Biden planned to spend a few hours in the city, currently the biggest corridor for illegal crossings, in large part to Nicaraguans fleeing repression, crime and poverty in their country. They are among migrants from four countries who are now subject to quick expulsion under new rules enacted by the Biden administration in the past week that drew strong criticism from immigration advocates.

The president was expected to meet with border officials to discuss migration as well as the increased trafficking of fentanyl and other synthetic opioids, which are driving skyrocketing numbers of overdoses in the U.S.

Biden was scheduled to visit the El Paso County Migrant Services Center and meet with nonprofits and religious groups that support migrants arriving to the U.S. It was not clear whether Biden would talk to any migrants.

Migrants stand behind barbed wire to keep them from crossing into El Paso, Texas, as seen from Ciudad Juarez, Mexico, Tuesday, Dec. 20, 2022. President Joe Biden is heading to the U.S.-Mexico border on Sunday, Jan. 8, 2023, for his first visit as president. Biden will stop in El Paso, currently the biggest corridor for illegal crossings.
Migrants stand behind barbed wire to keep them from crossing into El Paso, Texas, as seen from Ciudad Juarez, Mexico, Tuesday, Dec. 20, 2022. President Joe Biden is heading to the U.S.-Mexico border on Sunday, Jan. 8, 2023, for his first visit as president. Biden will stop in El Paso, currently the biggest corridor for illegal crossings.

"The president's very much looking forward to seeing for himself firsthand what the border security situation looks like," said John Kirby, the White House national security spokesman.

But Gov. Greg Abbott, R-Texas, scoffed at Biden's outreach.

"All he's going to do down there is rearrange the chairs on the deck of the Titanic. He's not going to achieve any solutions that will make the border safer, more secure and stop illegal immigration," he told Fox News Channel. Abbott was on hand as Biden got off Air Force One, giving the president a letter that outlined laws that the governor said would make a great difference, if enforced, in addressing the "chaos" at the border.

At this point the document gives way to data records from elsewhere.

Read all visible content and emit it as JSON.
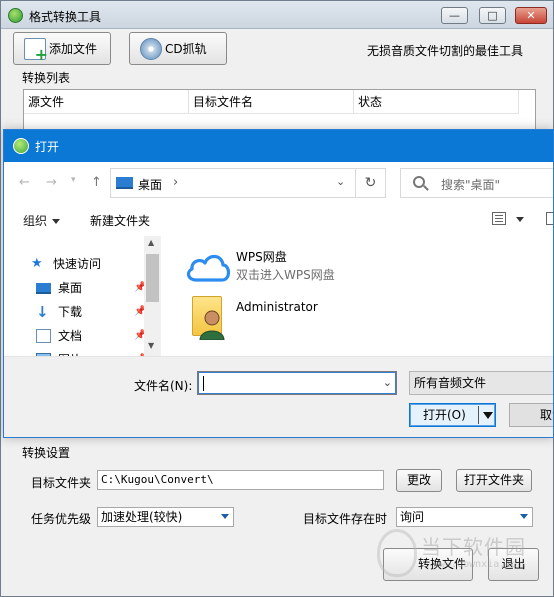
{
  "app": {
    "title": "格式转换工具",
    "add_file_label": "添加文件",
    "cd_grab_label": "CD抓轨",
    "slogan": "无损音质文件切割的最佳工具",
    "list_section": "转换列表",
    "columns": [
      "源文件",
      "目标文件名",
      "状态"
    ],
    "settings_section": "转换设置",
    "target_folder_label": "目标文件夹",
    "target_folder_value": "C:\\Kugou\\Convert\\",
    "change_label": "更改",
    "open_folder_label": "打开文件夹",
    "priority_label": "任务优先级",
    "priority_value": "加速处理(较快)",
    "exists_label": "目标文件存在时",
    "exists_value": "询问",
    "convert_label": "转换文件",
    "exit_label": "退出",
    "window_controls": {
      "minimize": "—",
      "maximize": "□",
      "close": "✕"
    }
  },
  "watermark": {
    "text": "当下软件园",
    "url": "www.downxia.com"
  },
  "dialog": {
    "title": "打开",
    "address": "桌面",
    "search_placeholder": "搜索\"桌面\"",
    "organize_label": "组织",
    "new_folder_label": "新建文件夹",
    "nav_items": [
      {
        "label": "快速访问",
        "icon": "star-icon"
      },
      {
        "label": "桌面",
        "icon": "desktop-icon"
      },
      {
        "label": "下载",
        "icon": "download-icon"
      },
      {
        "label": "文档",
        "icon": "document-icon"
      },
      {
        "label": "图片",
        "icon": "pictures-icon"
      }
    ],
    "files": [
      {
        "name": "WPS网盘",
        "subtitle": "双击进入WPS网盘",
        "icon": "cloud-icon"
      },
      {
        "name": "Administrator",
        "subtitle": "",
        "icon": "user-folder-icon"
      }
    ],
    "filename_label": "文件名(N):",
    "filename_value": "",
    "filetype_value": "所有音频文件",
    "open_label": "打开(O)",
    "cancel_label": "取消"
  },
  "colors": {
    "dialog_titlebar": "#0b78d6",
    "accent": "#1e78d5"
  }
}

Biden's announcement on border security and his visit to the border are aimed in part at quelling the political noise and blunting the impact of upcoming investigations into immigration promised by House Republicans. But any enduring solution will require action by the sharply divided Congress, where multiple efforts to enact sweeping changes have failed in recent years.

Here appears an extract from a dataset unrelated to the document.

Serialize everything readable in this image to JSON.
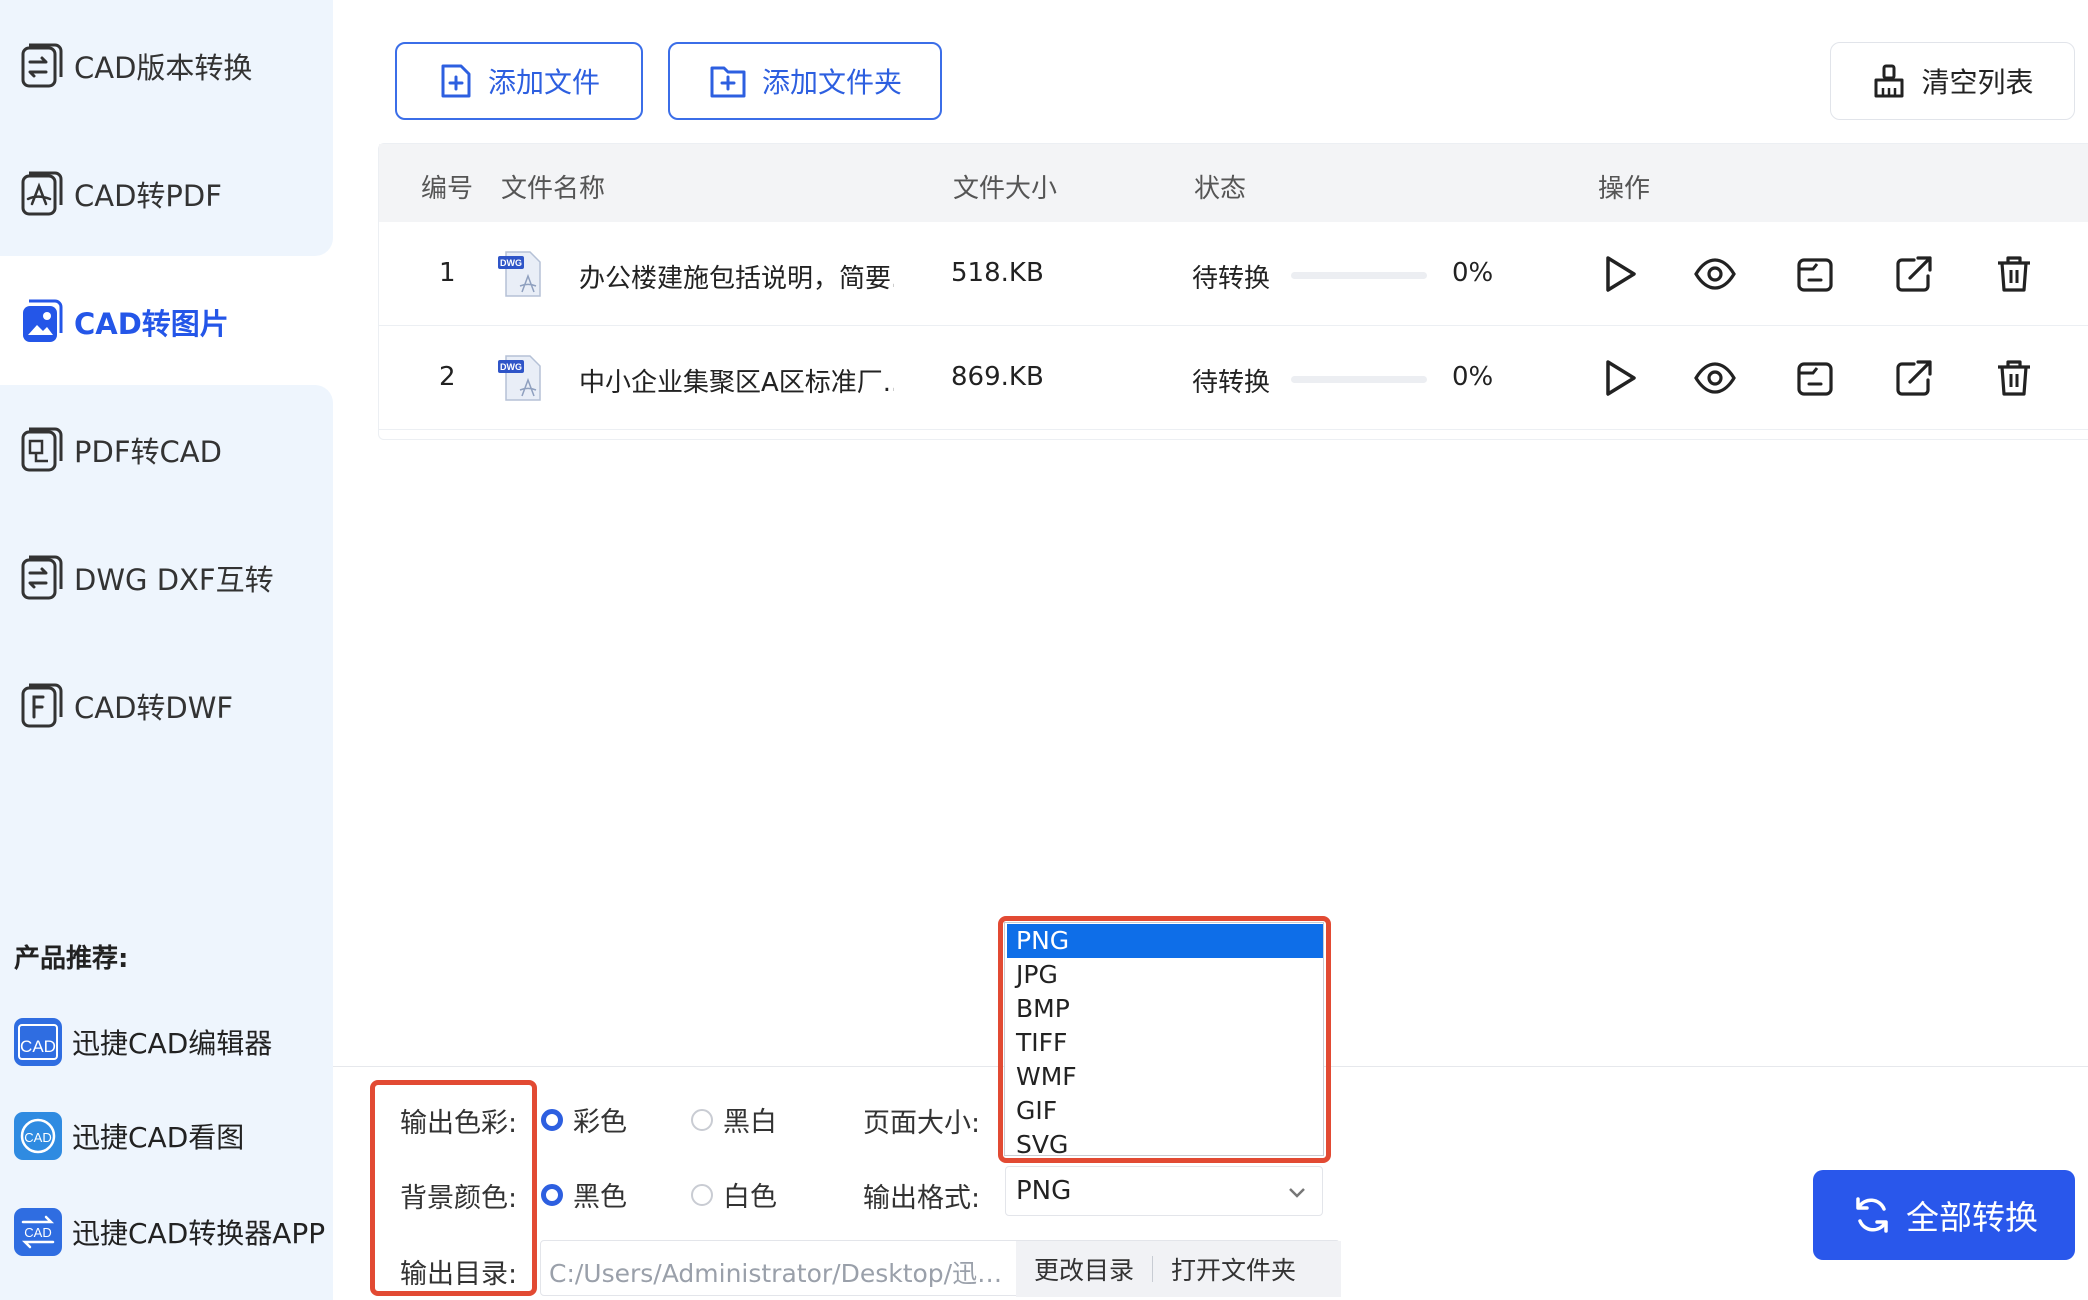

From El Paso, Biden was to continue south to Mexico City, where he and the leaders of Mexico and Canada will gather on Monday and Tuesday for a North American leaders summit. Immigration is among the items on the agenda. The challenge facing the U.S. on its southern border requires cooperation among multiple countries, a sign that diplomacy will matter as much as internal U.S. policies.

In El Paso, where migrants congregate at bus stops and in parks before traveling on, border patrol agents have stepped up security before Biden's visit.

"I think they're trying to send a message that they’re going to more consistently check people’s documented status, and if you have not been processed they are going to pick you up,” said Ruben Garcia of the Annunciation House aid group in El Paso.

U.S. military guard El Paso's border with Mexico, seen from Ciudad Juarez, Mexico, Tuesday, Dec. 20, 2022. President Joe Biden is heading to the U.S.-Mexico border on Sunday, Jan. 8, 2023, for his first visit as president. Biden will stop in El Paso, currently the biggest corridor for illegal crossings.
U.S. military guard El Paso's border with Mexico, seen from Ciudad Juarez, Mexico, Tuesday, Dec. 20, 2022. President Joe Biden is heading to the U.S.-Mexico border on Sunday, Jan. 8, 2023, for his first visit as president. Biden will stop in El Paso, currently the biggest corridor for illegal crossings.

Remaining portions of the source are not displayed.